Ouch. No, this was a different pain. These words were a stab to my heart, and it hurt the most. My pain never brings me to tears. Tonight, I was struggling to hold them back. I forgot I was sitting. My hijab suddenly became too tight with that stubborn rock in my throat. My face became hot. Stop it. Stop it. Focus. Say ‘Alhamdulillah’ for everything.

Alhamdulillah, I say to myself, and try to get back to our conference.

I sign some papers, take some of Ahmed’s work and stuff it into my purse, and tell the boys we are going now. “Alright, whatever mess you both made, clean it up and let’s go,” I command. “We’re going now.” They rush to clean up and we head out the teacher’s door. As we are walking, me almost limping at this point, I look at Ahmed with remorse and ask him, “Do you want to go to the book fair?”
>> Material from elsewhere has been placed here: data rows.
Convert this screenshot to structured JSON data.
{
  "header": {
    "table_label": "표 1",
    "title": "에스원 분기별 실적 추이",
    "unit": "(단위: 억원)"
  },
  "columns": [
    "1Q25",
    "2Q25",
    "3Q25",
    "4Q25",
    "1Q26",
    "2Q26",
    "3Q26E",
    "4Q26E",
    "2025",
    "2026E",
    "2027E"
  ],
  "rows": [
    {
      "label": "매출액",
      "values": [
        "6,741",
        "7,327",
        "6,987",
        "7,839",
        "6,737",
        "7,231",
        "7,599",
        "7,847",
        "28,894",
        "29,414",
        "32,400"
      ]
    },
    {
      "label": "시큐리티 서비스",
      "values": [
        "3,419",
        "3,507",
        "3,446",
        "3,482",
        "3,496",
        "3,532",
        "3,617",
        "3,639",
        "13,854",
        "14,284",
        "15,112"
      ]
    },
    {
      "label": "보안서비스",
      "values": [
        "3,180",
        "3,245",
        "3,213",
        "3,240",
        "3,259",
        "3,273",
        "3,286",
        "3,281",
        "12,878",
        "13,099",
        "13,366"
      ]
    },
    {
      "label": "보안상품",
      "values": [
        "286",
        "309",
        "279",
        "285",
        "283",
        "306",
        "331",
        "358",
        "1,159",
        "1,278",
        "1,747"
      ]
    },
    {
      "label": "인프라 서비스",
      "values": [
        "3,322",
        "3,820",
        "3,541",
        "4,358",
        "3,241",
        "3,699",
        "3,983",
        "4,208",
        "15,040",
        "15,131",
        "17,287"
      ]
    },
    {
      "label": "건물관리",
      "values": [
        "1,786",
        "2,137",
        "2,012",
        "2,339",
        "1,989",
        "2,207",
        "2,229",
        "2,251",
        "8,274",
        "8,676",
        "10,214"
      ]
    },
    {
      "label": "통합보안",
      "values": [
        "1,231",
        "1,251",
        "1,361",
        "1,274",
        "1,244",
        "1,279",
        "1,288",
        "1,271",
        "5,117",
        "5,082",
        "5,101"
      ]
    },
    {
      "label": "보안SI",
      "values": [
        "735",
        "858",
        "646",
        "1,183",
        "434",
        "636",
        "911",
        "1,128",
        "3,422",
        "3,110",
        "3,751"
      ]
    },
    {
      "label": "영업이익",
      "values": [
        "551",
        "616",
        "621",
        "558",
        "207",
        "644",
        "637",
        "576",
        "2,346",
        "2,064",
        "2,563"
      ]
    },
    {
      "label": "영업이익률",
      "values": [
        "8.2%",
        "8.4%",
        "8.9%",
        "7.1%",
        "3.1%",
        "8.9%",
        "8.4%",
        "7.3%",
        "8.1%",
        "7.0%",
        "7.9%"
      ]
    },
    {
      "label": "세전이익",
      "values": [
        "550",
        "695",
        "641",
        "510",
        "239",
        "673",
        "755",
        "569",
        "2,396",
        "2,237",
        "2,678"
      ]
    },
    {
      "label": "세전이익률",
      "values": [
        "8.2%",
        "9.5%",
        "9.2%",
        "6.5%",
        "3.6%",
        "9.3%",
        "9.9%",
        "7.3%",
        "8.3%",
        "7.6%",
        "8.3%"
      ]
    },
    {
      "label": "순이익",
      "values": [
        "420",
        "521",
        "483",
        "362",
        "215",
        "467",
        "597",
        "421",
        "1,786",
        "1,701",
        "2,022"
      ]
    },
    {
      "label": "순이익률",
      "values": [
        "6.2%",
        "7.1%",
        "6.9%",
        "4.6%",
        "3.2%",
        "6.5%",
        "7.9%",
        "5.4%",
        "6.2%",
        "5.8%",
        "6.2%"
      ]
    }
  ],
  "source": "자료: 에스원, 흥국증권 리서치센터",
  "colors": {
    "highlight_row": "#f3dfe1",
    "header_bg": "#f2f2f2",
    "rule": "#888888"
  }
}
Two years ago, when my pain started, my husband tried to have a heart-to-heart with me. I’m not very emotional and I pride myself on being tough. He told me that I will get through this, and not to give up. I looked at him in a way that asked, Why are you patronizing me? I told him in a stern and almost amused voice, “I’m fine. I’ll be fine.”

He told me, “I know you are now. And you will be for a while. This just started and at the start, you feel strong, unbeatable. But as time goes on, days will become weeks, weeks will become months, and you’ll still have this pain. Your pain won’t ever be what gets to you. It won’t break you or make you cry. When months go by it will be the mental exhaustion that will get to you, and when that happens, I’ll be here for you.”

I have broken down many times since then. To him, to myself, to Allah. I thought it was weak of me to show my weakness, but it always made me stronger, and made us stronger. Pride is a dangerous thing, and I have lots of it. This condition has broken that pride down and has been the most horrifically humbling experience, and continues to be.

When my son asks me, “Mommy can we bake these cookies?,” because why not? I used to bake all the time. When I have to answer him, “No, baby, I can’t,” instead of just a stern, “No,” my pride chips away. When he asks me, “Mommy are you better now?” and I have to tell him, “Not yet, but soon Inshallah,” it chips away. When I have to be helped into bed, it chips away.

Mothers are generally hard on themselves when it comes to the well-being of their family, especially children. I live every day battling the feeling that I’m failing them because I can’t give them what a healthy, “normal” mother could; I can’t give them what I once could. Every day my pain reminds me of what I can’t do, and what I can’t do for them. “You’re a wonderful mom,” my husband reminds me. I need those reminders. After all, what is it to be a “good” mother, or a “good” anything? Is there a mold or an equation fabricated that prescribes the characteristics and actions of an individual to be considered “good”? Or is being a “good” anything really just demanding the best a person can do in any individual context? Even when the best isn’t enough, and there may be such cases, one can never be stripped of their effort and heart’s truest aspirations.